Among other changes, the state has added more than 100 new forensic psychiatric beds, with plans to add another 100 by the end of this year.

“There’s more to this puzzle than just building beds,” Block said. “There’s issues with how do we divert people from even coming into the justice system.”

The task force has recommended reserving competency evaluations and inpatient treatment for the most serious crimes while boosting access to outpatient care for lower-level offenders. Judges are getting additional training. Officials are studying data surrounding competency evaluations and restoration treatment placements. And the state is exploring the use of court navigators to better identify which defendants need the most help and who might benefit by being diverted into community programs and care.

“Just cutting somebody loose with zero resources and not helping address the underlying need is certainly never going to reduce the faucet here in the beginning of the process,” Block said.

Amilleo Mingo, who has schizoaffective disorder, said a clinic denied him medication a day before he attacked a police chief in January 2020.

By Grace Beahm Alford gbeahm@postandcourier.com


Kentucky

In July 2024, the Bluegrass State passed sweeping legislation aimed at improving guardianship and competency proceedings. The measure, known as “Seth’s Law,” is named after a former attorney for the Kentucky Judicial Commission on Mental Health who died by suicide the previous year.

The state had required that all mental health evaluations take place at the Kentucky Correctional Psychiatric Center, which led to significant backlogs due to limited bed space. Hundreds of criminal defendants were left waiting around 18 months to be examined.
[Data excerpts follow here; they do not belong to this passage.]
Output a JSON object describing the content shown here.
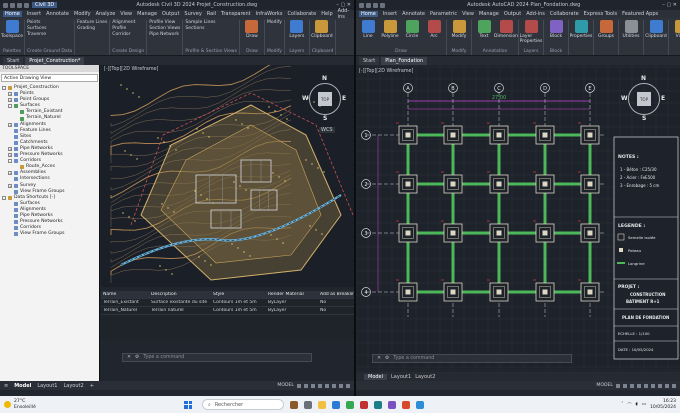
{
  "colors": {
    "accent": "#3d5a86",
    "drawing_bg": "#1d222b",
    "grid": "#33373e",
    "axis_line": "#ffffff",
    "column": "#ddd8c4",
    "beam": "#4db85a",
    "dimension": "#c94ad9",
    "red_mark": "#ff3d3d"
  },
  "left_window": {
    "title": "Autodesk Civil 3D 2024   Projet_Construction.dwg",
    "app_badge": "Civil 3D",
    "menu": [
      "Home",
      "Insert",
      "Annotate",
      "Modify",
      "Analyze",
      "View",
      "Manage",
      "Output",
      "Survey",
      "Rail",
      "Transparent",
      "InfraWorks",
      "Collaborate",
      "Help",
      "Add-ins",
      "Express Tools",
      "Featured Apps"
    ],
    "ribbon": {
      "groups": [
        {
          "big": [
            "Toolspace"
          ],
          "small": [],
          "title": "Palettes"
        },
        {
          "big": [],
          "small": [
            "Points",
            "Surfaces",
            "Traverse"
          ],
          "title": "Create Ground Data"
        },
        {
          "big": [],
          "small": [
            "Feature Lines",
            "Grading"
          ],
          "title": ""
        },
        {
          "big": [],
          "small": [
            "Alignment",
            "Profile",
            "Corridor"
          ],
          "title": "Create Design"
        },
        {
          "big": [],
          "small": [
            "Profile View",
            "Section Views",
            "Pipe Network"
          ],
          "title": ""
        },
        {
          "big": [],
          "small": [
            "Sample Lines",
            "Sections"
          ],
          "title": "Profile & Section Views"
        },
        {
          "big": [
            "Draw"
          ],
          "small": [],
          "title": "Draw"
        },
        {
          "big": [],
          "small": [
            "Modify"
          ],
          "title": "Modify"
        },
        {
          "big": [
            "Layers"
          ],
          "small": [],
          "title": "Layers"
        },
        {
          "big": [
            "Clipboard"
          ],
          "small": [],
          "title": "Clipboard"
        }
      ]
    },
    "doc_tabs": [
      "Start",
      "Projet_Construction*"
    ],
    "toolspace": {
      "header": "TOOLSPACE",
      "view_select": "Active Drawing View",
      "tree": [
        {
          "indent": 0,
          "box": "-",
          "icon": "o",
          "label": "Projet_Construction"
        },
        {
          "indent": 1,
          "box": "+",
          "icon": "b",
          "label": "Points"
        },
        {
          "indent": 1,
          "box": "+",
          "icon": "b",
          "label": "Point Groups"
        },
        {
          "indent": 1,
          "box": "-",
          "icon": "g",
          "label": "Surfaces"
        },
        {
          "indent": 2,
          "box": "",
          "icon": "g",
          "label": "Terrain_Existant"
        },
        {
          "indent": 2,
          "box": "",
          "icon": "g",
          "label": "Terrain_Naturel"
        },
        {
          "indent": 1,
          "box": "+",
          "icon": "b",
          "label": "Alignments"
        },
        {
          "indent": 1,
          "box": "",
          "icon": "b",
          "label": "Feature Lines"
        },
        {
          "indent": 1,
          "box": "",
          "icon": "b",
          "label": "Sites"
        },
        {
          "indent": 1,
          "box": "",
          "icon": "b",
          "label": "Catchments"
        },
        {
          "indent": 1,
          "box": "+",
          "icon": "b",
          "label": "Pipe Networks"
        },
        {
          "indent": 1,
          "box": "+",
          "icon": "b",
          "label": "Pressure Networks"
        },
        {
          "indent": 1,
          "box": "-",
          "icon": "b",
          "label": "Corridors"
        },
        {
          "indent": 2,
          "box": "",
          "icon": "o",
          "label": "Route_Acces"
        },
        {
          "indent": 1,
          "box": "+",
          "icon": "b",
          "label": "Assemblies"
        },
        {
          "indent": 1,
          "box": "",
          "icon": "b",
          "label": "Intersections"
        },
        {
          "indent": 1,
          "box": "+",
          "icon": "b",
          "label": "Survey"
        },
        {
          "indent": 1,
          "box": "",
          "icon": "b",
          "label": "View Frame Groups"
        },
        {
          "indent": 0,
          "box": "-",
          "icon": "o",
          "label": "Data Shortcuts [-]"
        },
        {
          "indent": 1,
          "box": "",
          "icon": "b",
          "label": "Surfaces"
        },
        {
          "indent": 1,
          "box": "",
          "icon": "b",
          "label": "Alignments"
        },
        {
          "indent": 1,
          "box": "",
          "icon": "b",
          "label": "Pipe Networks"
        },
        {
          "indent": 1,
          "box": "",
          "icon": "b",
          "label": "Pressure Networks"
        },
        {
          "indent": 1,
          "box": "",
          "icon": "b",
          "label": "Corridors"
        },
        {
          "indent": 1,
          "box": "",
          "icon": "b",
          "label": "View Frame Groups"
        }
      ]
    },
    "viewport_label": "[-][Top][2D Wireframe]",
    "viewcube": {
      "top": "TOP",
      "n": "N",
      "s": "S",
      "e": "E",
      "w": "W"
    },
    "wcs": "WCS",
    "surface_table": {
      "headers": [
        "Name",
        "Description",
        "Style",
        "Render Material",
        "Add as Breakline"
      ],
      "rows": [
        [
          "Terrain_Existant",
          "Surface existante du site",
          "Contours 1m et 5m",
          "ByLayer",
          "No"
        ],
        [
          "Terrain_Naturel",
          "Terrain naturel",
          "Contours 1m et 5m",
          "ByLayer",
          "No"
        ]
      ]
    },
    "command_placeholder": "Type a command",
    "layout_tabs": [
      "Model",
      "Layout1",
      "Layout2"
    ],
    "status_model": "MODEL"
  },
  "right_window": {
    "title": "Autodesk AutoCAD 2024   Plan_Fondation.dwg",
    "menu": [
      "Home",
      "Insert",
      "Annotate",
      "Parametric",
      "View",
      "Manage",
      "Output",
      "Add-ins",
      "Collaborate",
      "Express Tools",
      "Featured Apps"
    ],
    "ribbon": {
      "groups": [
        {
          "big": [
            "Line",
            "Polyline",
            "Circle",
            "Arc"
          ],
          "title": "Draw"
        },
        {
          "big": [
            "Modify"
          ],
          "title": "Modify"
        },
        {
          "big": [
            "Text",
            "Dimension"
          ],
          "title": "Annotation"
        },
        {
          "big": [
            "Layer Properties"
          ],
          "title": "Layers"
        },
        {
          "big": [
            "Block"
          ],
          "title": "Block"
        },
        {
          "big": [
            "Properties"
          ],
          "title": ""
        },
        {
          "big": [
            "Groups"
          ],
          "title": ""
        },
        {
          "big": [
            "Utilities"
          ],
          "title": ""
        },
        {
          "big": [
            "Clipboard"
          ],
          "title": ""
        },
        {
          "big": [
            "View"
          ],
          "title": ""
        }
      ]
    },
    "doc_tabs": [
      "Start",
      "Plan_Fondation"
    ],
    "viewport_label": "[-][Top][2D Wireframe]",
    "viewcube": {
      "top": "TOP",
      "n": "N",
      "s": "S",
      "e": "E",
      "w": "W"
    },
    "plan": {
      "axis_columns": [
        "A",
        "B",
        "C",
        "D",
        "E"
      ],
      "axis_rows": [
        "1",
        "2",
        "3",
        "4"
      ],
      "overall_dimension": "27.00",
      "notes_title": "NOTES :",
      "notes": [
        "1 - Béton : C25/30",
        "2 - Acier : FeE500",
        "3 - Enrobage : 5 cm"
      ],
      "legend_title": "LEGENDE :",
      "legend": [
        "Semelle isolée",
        "Poteau",
        "Longrine"
      ],
      "project_label": "PROJET :",
      "project_name": "CONSTRUCTION BATIMENT R+1",
      "sheet_title": "PLAN DE FONDATION",
      "scale": "ECHELLE : 1/100",
      "date": "DATE : 10/05/2024"
    },
    "model_tabs": [
      "Model",
      "Layout1",
      "Layout2"
    ],
    "status_model": "MODEL",
    "command_placeholder": "Type a command"
  },
  "taskbar": {
    "temp": "27°C",
    "weather": "Ensoleillé",
    "search_placeholder": "Rechercher",
    "time": "16:23",
    "date": "10/05/2024"
  }
}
Seth’s Law changed that, allowing for initial evaluations to be conducted on an outpatient basis in jails and other community settings by psychologists or psychiatrists — bringing Kentucky in line with South Carolina and a number of other states.

The law has had a dramatic effect in reducing wait times, and officials hope it will result in speedier justice for defendants and crime victims alike. The changes have already reduced the backlog of evaluations from more than 400 people to around 50, said Shawna Mitchell, administrator of the Kentucky Judicial Commission on Mental Health, which worked with lawmakers to craft and pass the legislation.

The effort also demonstrated the importance of communication and collaboration among the various agencies and advocates involved in the system, Mitchell said.

“I think the most important thing is that we didn’t do this alone, and it took everybody and every system coming together, acknowledging that we all contributed to the barriers of this, and that we all had to be willing to do more to get people help quicker,” she said.

The state is now working to provide additional training in the law to lawyers and judges, make greater use of telehealth and virtual court services, and develop the use of restoration treatment in jails to get defendants needed care in a more efficient manner. Cooperation remains the key ingredient.

“You have to have everybody that touches that system on board,” Mitchell said. “And if you don’t have the right players, then you can’t really change the way the system is responding.”